Он говорит, и я узнаю по слову Sabato, которое означает суббота, что он не венецианец.
– Вы, – говорю я ему, – венецианец, но не из столицы, потому что вы сказали бы Sabo.
– Согласен; и по языку я убеждаюсь, что вы можете быть из столицы. Полагаю, что в Петербурге нет другого венецианца, кроме Бернарди.
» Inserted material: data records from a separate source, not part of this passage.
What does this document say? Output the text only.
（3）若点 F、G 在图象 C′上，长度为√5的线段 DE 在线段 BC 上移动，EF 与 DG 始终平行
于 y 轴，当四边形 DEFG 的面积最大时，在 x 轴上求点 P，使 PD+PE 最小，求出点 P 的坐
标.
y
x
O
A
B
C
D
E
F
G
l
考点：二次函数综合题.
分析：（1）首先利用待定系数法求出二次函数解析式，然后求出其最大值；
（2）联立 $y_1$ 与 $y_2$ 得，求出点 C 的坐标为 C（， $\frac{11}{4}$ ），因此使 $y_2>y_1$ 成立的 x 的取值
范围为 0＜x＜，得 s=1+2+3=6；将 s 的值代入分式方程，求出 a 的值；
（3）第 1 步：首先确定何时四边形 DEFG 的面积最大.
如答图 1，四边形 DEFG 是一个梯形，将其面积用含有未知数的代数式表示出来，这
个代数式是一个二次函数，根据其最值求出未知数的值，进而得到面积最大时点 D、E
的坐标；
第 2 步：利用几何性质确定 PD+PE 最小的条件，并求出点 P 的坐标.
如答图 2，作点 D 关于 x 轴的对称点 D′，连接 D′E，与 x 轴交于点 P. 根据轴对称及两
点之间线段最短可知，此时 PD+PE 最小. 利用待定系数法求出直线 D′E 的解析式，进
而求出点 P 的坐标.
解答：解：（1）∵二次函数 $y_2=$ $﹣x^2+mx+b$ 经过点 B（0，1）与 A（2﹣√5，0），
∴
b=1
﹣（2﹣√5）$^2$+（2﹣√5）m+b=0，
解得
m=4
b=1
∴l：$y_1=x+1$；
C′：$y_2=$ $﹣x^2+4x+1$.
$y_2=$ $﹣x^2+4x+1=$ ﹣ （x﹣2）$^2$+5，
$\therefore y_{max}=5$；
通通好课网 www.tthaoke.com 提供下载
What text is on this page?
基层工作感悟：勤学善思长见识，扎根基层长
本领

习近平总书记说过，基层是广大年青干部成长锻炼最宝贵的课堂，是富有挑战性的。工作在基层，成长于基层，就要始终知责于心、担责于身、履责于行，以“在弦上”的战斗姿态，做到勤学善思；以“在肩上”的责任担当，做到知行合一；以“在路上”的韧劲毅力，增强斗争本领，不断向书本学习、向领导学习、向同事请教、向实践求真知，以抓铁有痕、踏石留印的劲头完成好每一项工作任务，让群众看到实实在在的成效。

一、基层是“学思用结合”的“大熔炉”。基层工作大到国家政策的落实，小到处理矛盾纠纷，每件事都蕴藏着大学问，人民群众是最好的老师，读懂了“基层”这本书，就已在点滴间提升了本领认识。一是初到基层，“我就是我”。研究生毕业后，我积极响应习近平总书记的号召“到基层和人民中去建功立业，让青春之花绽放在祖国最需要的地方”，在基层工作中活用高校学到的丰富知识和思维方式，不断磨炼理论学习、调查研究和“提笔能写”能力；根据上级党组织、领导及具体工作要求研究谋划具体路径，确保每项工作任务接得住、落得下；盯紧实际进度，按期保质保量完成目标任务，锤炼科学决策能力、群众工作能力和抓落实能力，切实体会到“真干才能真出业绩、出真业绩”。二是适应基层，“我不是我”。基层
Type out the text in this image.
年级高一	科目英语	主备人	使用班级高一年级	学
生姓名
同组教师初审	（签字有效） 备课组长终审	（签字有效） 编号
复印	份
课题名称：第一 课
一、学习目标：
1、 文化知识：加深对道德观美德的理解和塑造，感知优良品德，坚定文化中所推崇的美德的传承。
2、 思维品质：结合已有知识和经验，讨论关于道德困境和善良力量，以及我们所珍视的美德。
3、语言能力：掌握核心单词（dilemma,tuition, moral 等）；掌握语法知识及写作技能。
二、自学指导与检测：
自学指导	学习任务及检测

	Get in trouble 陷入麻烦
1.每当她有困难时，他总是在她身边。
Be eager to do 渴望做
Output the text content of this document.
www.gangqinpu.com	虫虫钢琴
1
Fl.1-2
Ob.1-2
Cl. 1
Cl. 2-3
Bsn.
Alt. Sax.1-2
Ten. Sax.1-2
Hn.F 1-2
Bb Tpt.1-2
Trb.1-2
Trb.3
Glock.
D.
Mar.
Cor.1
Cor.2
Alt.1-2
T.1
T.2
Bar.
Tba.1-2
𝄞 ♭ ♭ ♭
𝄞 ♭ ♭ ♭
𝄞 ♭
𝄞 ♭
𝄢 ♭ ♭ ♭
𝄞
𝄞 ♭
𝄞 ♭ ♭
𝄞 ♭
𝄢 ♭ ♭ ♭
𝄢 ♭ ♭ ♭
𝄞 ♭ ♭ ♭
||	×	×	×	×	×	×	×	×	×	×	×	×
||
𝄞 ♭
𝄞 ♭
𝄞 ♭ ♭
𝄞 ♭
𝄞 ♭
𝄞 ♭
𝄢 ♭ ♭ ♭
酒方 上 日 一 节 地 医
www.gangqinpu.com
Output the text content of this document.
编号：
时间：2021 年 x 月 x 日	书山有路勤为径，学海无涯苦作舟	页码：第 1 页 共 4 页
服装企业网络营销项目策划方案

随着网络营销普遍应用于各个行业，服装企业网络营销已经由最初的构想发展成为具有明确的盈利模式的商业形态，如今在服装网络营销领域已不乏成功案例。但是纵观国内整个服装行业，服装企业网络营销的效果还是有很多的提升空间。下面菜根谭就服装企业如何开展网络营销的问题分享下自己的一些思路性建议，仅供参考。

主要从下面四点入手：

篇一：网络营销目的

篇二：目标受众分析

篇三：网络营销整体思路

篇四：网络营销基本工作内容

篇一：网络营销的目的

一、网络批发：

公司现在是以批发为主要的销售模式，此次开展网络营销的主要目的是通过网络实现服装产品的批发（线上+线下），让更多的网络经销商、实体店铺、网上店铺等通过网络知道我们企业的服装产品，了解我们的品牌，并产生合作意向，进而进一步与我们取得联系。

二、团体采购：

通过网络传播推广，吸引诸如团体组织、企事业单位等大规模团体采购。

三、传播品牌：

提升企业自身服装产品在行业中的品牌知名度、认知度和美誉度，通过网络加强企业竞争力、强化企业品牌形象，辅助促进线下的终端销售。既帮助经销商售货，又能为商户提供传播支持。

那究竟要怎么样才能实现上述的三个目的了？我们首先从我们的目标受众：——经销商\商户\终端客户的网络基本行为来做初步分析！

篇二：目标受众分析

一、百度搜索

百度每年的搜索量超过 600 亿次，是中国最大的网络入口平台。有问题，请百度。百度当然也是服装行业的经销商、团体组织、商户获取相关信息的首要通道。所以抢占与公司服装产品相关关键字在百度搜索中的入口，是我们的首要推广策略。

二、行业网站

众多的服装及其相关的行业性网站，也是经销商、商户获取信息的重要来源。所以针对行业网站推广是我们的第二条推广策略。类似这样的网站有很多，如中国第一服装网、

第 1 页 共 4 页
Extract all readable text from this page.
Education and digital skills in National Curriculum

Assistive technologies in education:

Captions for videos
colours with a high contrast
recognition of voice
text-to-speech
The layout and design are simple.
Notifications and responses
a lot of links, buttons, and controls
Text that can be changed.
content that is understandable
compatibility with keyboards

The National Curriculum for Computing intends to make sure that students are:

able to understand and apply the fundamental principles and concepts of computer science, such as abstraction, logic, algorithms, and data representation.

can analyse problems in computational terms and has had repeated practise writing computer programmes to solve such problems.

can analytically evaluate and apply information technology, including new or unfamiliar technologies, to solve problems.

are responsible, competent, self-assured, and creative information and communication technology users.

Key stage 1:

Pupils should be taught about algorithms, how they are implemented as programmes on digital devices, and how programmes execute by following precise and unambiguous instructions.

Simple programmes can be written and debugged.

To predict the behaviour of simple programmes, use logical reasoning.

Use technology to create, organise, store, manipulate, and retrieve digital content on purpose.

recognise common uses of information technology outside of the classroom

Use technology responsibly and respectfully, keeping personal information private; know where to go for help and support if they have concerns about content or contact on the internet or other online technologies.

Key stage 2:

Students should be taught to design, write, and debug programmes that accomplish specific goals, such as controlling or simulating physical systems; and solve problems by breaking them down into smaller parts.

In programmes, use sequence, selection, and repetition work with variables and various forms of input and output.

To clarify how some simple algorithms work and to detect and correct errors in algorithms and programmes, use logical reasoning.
– Вот видите, люди ошибаются.
– Я граф Вольпати из Тревизо.
– Дайте мне ваш адрес, и я приду сказать вам, кто я, потому что я не могу вам сказать это здесь.
– Вот, пожалуйста.
Я отхожу от него, и два или три часа спустя меня привлекает девушка в домино, окруженная несколькими масками и говорящая фальцетом по-парижски в стиле бала в Опере. Я не узнаю маску по голосу, но по стилю уверяюсь, что она из моих знакомых, потому что у нее те же повторы и те же вставки, что я ввел в моду в Париже всюду, где я часто появлялся. «Ох, хорошее дельце! Дорогой мужик!». Многие из этих фраз, которые были из моего лексикона, разожгли мое любопытство. Я остался там, не заговаривая с ними, терпеливо ожидая, когда она снимет маску, чтобы мне увидеть ее лицо, и мне это удалось по прошествии часа. Ей понадобилось высморкаться, и я увидел, очень удивленный, ла Баре, торговку чулками с угла улицы Сен-Оноре, у которой я был на свадьбе в отеле Эльбёф, семь лет назад. Как, она в Петербурге? Моя старая любовь пробудилась, я подошел к ней и сказал фальцетом, что я ее старый друг из отеля Эльбёф.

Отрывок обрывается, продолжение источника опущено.